At the opening, veteran dreamer Randolph Carter has been prevented from returning to a beautiful dream city he’s fallen in love with, and decides to seek out the home of the gods on the mountain Kadath, even though no-one knows in what part of the Dreamworld it lies.  Descending the seven hundred steps to the Gate of Deeper Slumber, he sets out across a beautiful and perilous world in search of justice.

Carter travels to many strange lands and cities of the Dreamworld – not to mention an excursion to the Moon – and encounters terrifying enemies and almost as terrifying allies.  The fighting cats of Ulthar are all very well, but Carter has to rely on ghouls – with whom he seems on good terms – against the disgusting, toad-like moon-creatures and the forces ranged to stop him reaching Kadath.

Although the story contains descriptions of extravagant and exotic beauty, there are hints of the cosmic horror that characterises his better-known work.  We’re certainly not too far from the Cthulhu Mythos when he writes of

the awful voids outside the ordered universe where the daemon-sultan Azathoth gnaws hungrily in chaos amid pounding and piping and the hellish dancing of the Other Gods, blind, voiceless, tenebrous, and mindless, with their...hideous soul and messenger, the crawling chaos Nyarlathotep.

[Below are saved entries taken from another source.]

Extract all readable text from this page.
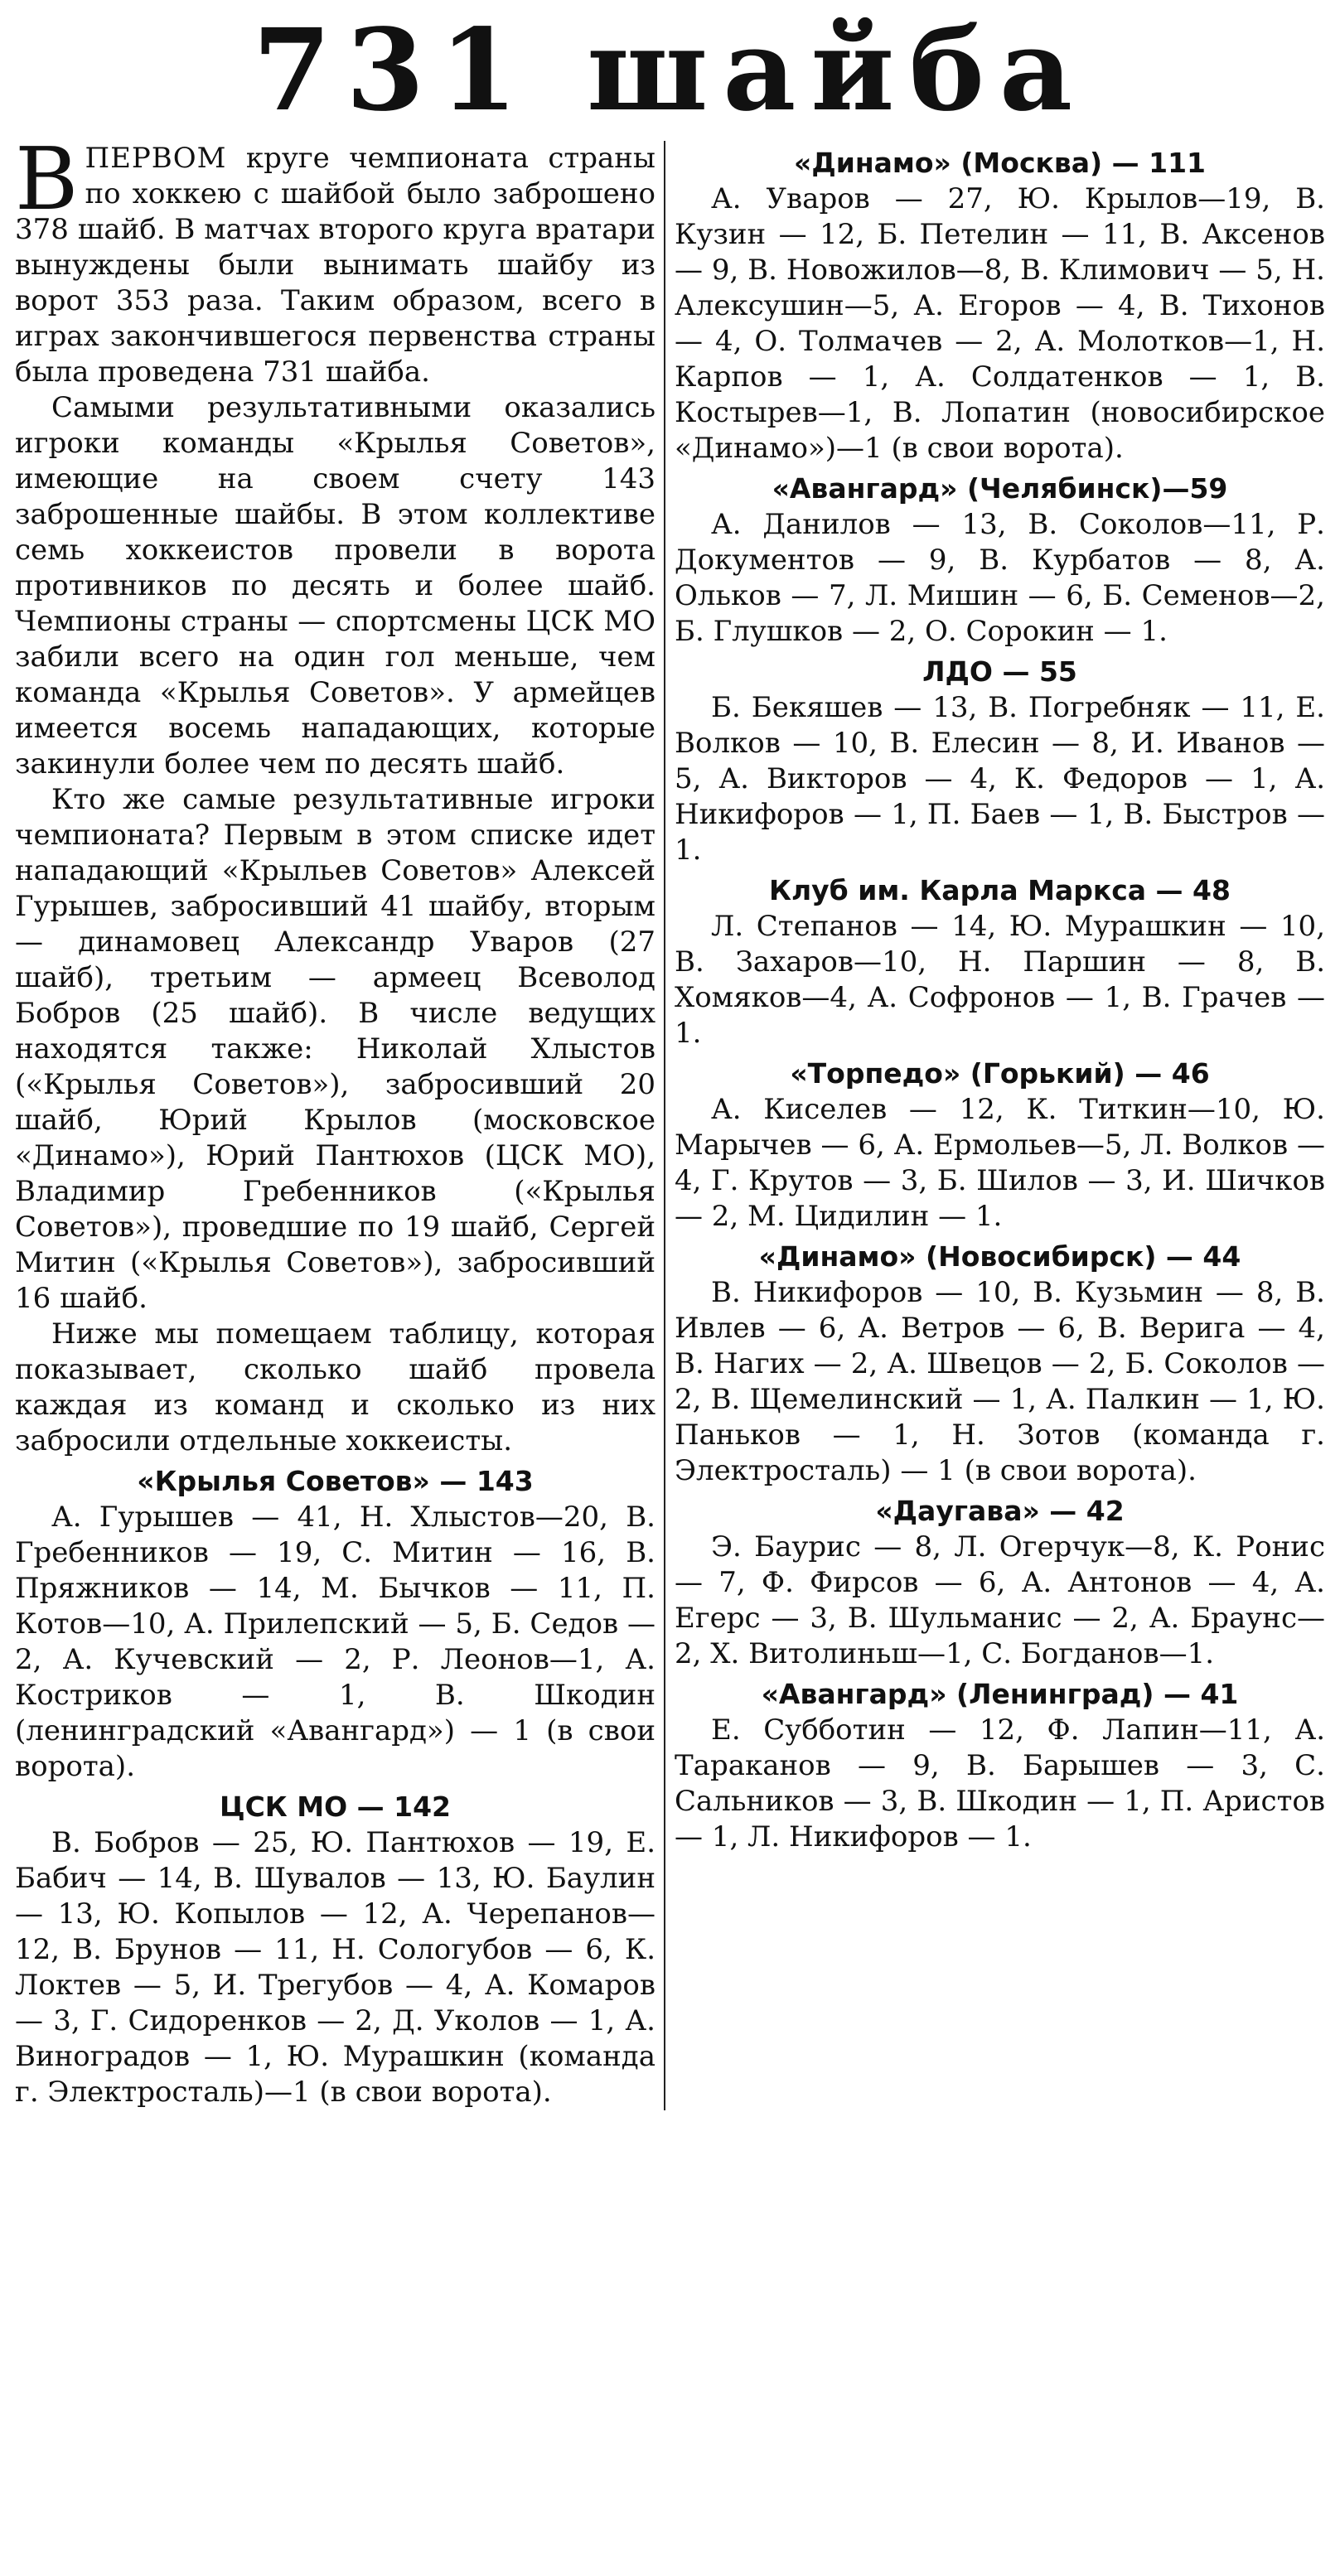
731 шайба

ВПЕРВОМ круге чемпионата страны по хоккею с шайбой было заброшено 378 шайб. В матчах второго круга вратари вынуждены были вынимать шайбу из ворот 353 раза. Таким образом, всего в играх закончившегося первенства страны была проведена 731 шайба.

Самыми результативными оказались игроки команды «Крылья Советов», имеющие на своем счету 143 заброшенные шайбы. В этом коллективе семь хоккеистов провели в ворота противников по десять и более шайб. Чемпионы страны — спортсмены ЦСК МО забили всего на один гол меньше, чем команда «Крылья Советов». У армейцев имеется восемь нападающих, которые закинули более чем по десять шайб.

Кто же самые результативные игроки чемпионата? Первым в этом списке идет нападающий «Крыльев Советов» Алексей Гурышев, забросивший 41 шайбу, вторым — динамовец Александр Уваров (27 шайб), третьим — армеец Всеволод Бобров (25 шайб). В числе ведущих находятся также: Николай Хлыстов («Крылья Советов»), забросивший 20 шайб, Юрий Крылов (московское «Динамо»), Юрий Пантюхов (ЦСК МО), Владимир Гребенников («Крылья Советов»), проведшие по 19 шайб, Сергей Митин («Крылья Советов»), забросивший 16 шайб.

Ниже мы помещаем таблицу, которая показывает, сколько шайб провела каждая из команд и сколько из них забросили отдельные хоккеисты.

«Крылья Советов» — 143

А. Гурышев — 41, Н. Хлыстов—20, В. Гребенников — 19, С. Митин — 16, В. Пряжников — 14, М. Бычков — 11, П. Котов—10, А. Прилепский — 5, Б. Седов — 2, А. Кучевский — 2, Р. Леонов—1, А. Костриков — 1, В. Шкодин (ленинградский «Авангард») — 1 (в свои ворота).

ЦСК МО — 142

В. Бобров — 25, Ю. Пантюхов — 19, Е. Бабич — 14, В. Шувалов — 13, Ю. Баулин — 13, Ю. Копылов — 12, А. Черепанов—12, В. Брунов — 11, Н. Сологубов — 6, К. Локтев — 5, И. Трегубов — 4, А. Комаров — 3, Г. Сидоренков — 2, Д. Уколов — 1, А. Виноградов — 1, Ю. Мурашкин (команда г. Электросталь)—1 (в свои ворота).

«Динамо» (Москва) — 111

А. Уваров — 27, Ю. Крылов—19, В. Кузин — 12, Б. Петелин — 11, В. Аксенов — 9, В. Новожилов—8, В. Климович — 5, Н. Алексушин—5, А. Егоров — 4, В. Тихонов — 4, О. Толмачев — 2, А. Молотков—1, Н. Карпов — 1, А. Солдатенков — 1, В. Костырев—1, В. Лопатин (новосибирское «Динамо»)—1 (в свои ворота).

«Авангард» (Челябинск)—59

А. Данилов — 13, В. Соколов—11, Р. Документов — 9, В. Курбатов — 8, А. Ольков — 7, Л. Мишин — 6, Б. Семенов—2, Б. Глушков — 2, О. Сорокин — 1.

ЛДО — 55

Б. Бекяшев — 13, В. Погребняк — 11, Е. Волков — 10, В. Елесин — 8, И. Иванов — 5, А. Викторов — 4, К. Федоров — 1, А. Никифоров — 1, П. Баев — 1, В. Быстров — 1.

Клуб им. Карла Маркса — 48

Л. Степанов — 14, Ю. Мурашкин — 10, В. Захаров—10, Н. Паршин — 8, В. Хомяков—4, А. Софронов — 1, В. Грачев — 1.

«Торпедо» (Горький) — 46

А. Киселев — 12, К. Титкин—10, Ю. Марычев — 6, А. Ермольев—5, Л. Волков — 4, Г. Крутов — 3, Б. Шилов — 3, И. Шичков — 2, М. Цидилин — 1.

«Динамо» (Новосибирск) — 44

В. Никифоров — 10, В. Кузьмин — 8, В. Ивлев — 6, А. Ветров — 6, В. Верига — 4, В. Нагих — 2, А. Швецов — 2, Б. Соколов — 2, В. Щемелинский — 1, А. Палкин — 1, Ю. Паньков — 1, Н. Зотов (команда г. Электросталь) — 1 (в свои ворота).

«Даугава» — 42

Э. Баурис — 8, Л. Огерчук—8, К. Ронис — 7, Ф. Фирсов — 6, А. Антонов — 4, А. Егерс — 3, В. Шульманис — 2, А. Браунс—2, Х. Витолиньш—1, С. Богданов—1.

«Авангард» (Ленинград) — 41

Е. Субботин — 12, Ф. Лапин—11, А. Тараканов — 9, В. Барышев — 3, С. Сальников — 3, В. Шкодин — 1, П. Аристов — 1, Л. Никифоров — 1.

On the other hand, a Mythos tale would hardly include the description of Celephais, with its glittering minarets...and the untarnished marble walls with their bronze statues, or the gentle hills behind the town, with their groves and gardens of asphodels and the small shrines and cottages upon them...

It’s two or three decades since I last read The Dream-Quest of Unknown Kadath – or much Lovecraft at all – and, while I enjoyed it, it’s not the easiest read, despite its shortness.  According to the introduction by August Derleth in the edition I have, Lovecraft was always intending to revise the story, but never got around to it.  It’s maybe due to this that its hundred pages are not only not divided into chapters, but don’t even contain a single scene-break.

There’s also almost no dialogue – never a very noticeable aspect of his work, but here virtually every conversation is merely reported.  The prose is repetitive, too, and the plot rambling in the extreme.  Nevertheless, the alternating wonders and horrors kept me reading eagerly.

The volume I read it in (At the Mountains of Madness and other novels of terror) also includes the three shorter pieces Lovecraft wrote about Carter: The Statement of Randolph Carter, The Silver Key, and Through the Gate of the Silver Key.  These are, respectively, a straight horror story, set in an ancient graveyard; a blend of contemporary fantasy and diatribe against twentieth century life; and a combination of horror and SF, with more than a passing nod at the Mythos (including a guest appearance by Yog-Sothoth).  It’s worth reading the four Carter stories together.

Despite its flaws, The Dream-Quest of Unknown Kadath is an enjoyable story, and well worth reading for a less stark Lovecraft, willing to see the beauty, as well as the horror, in the world.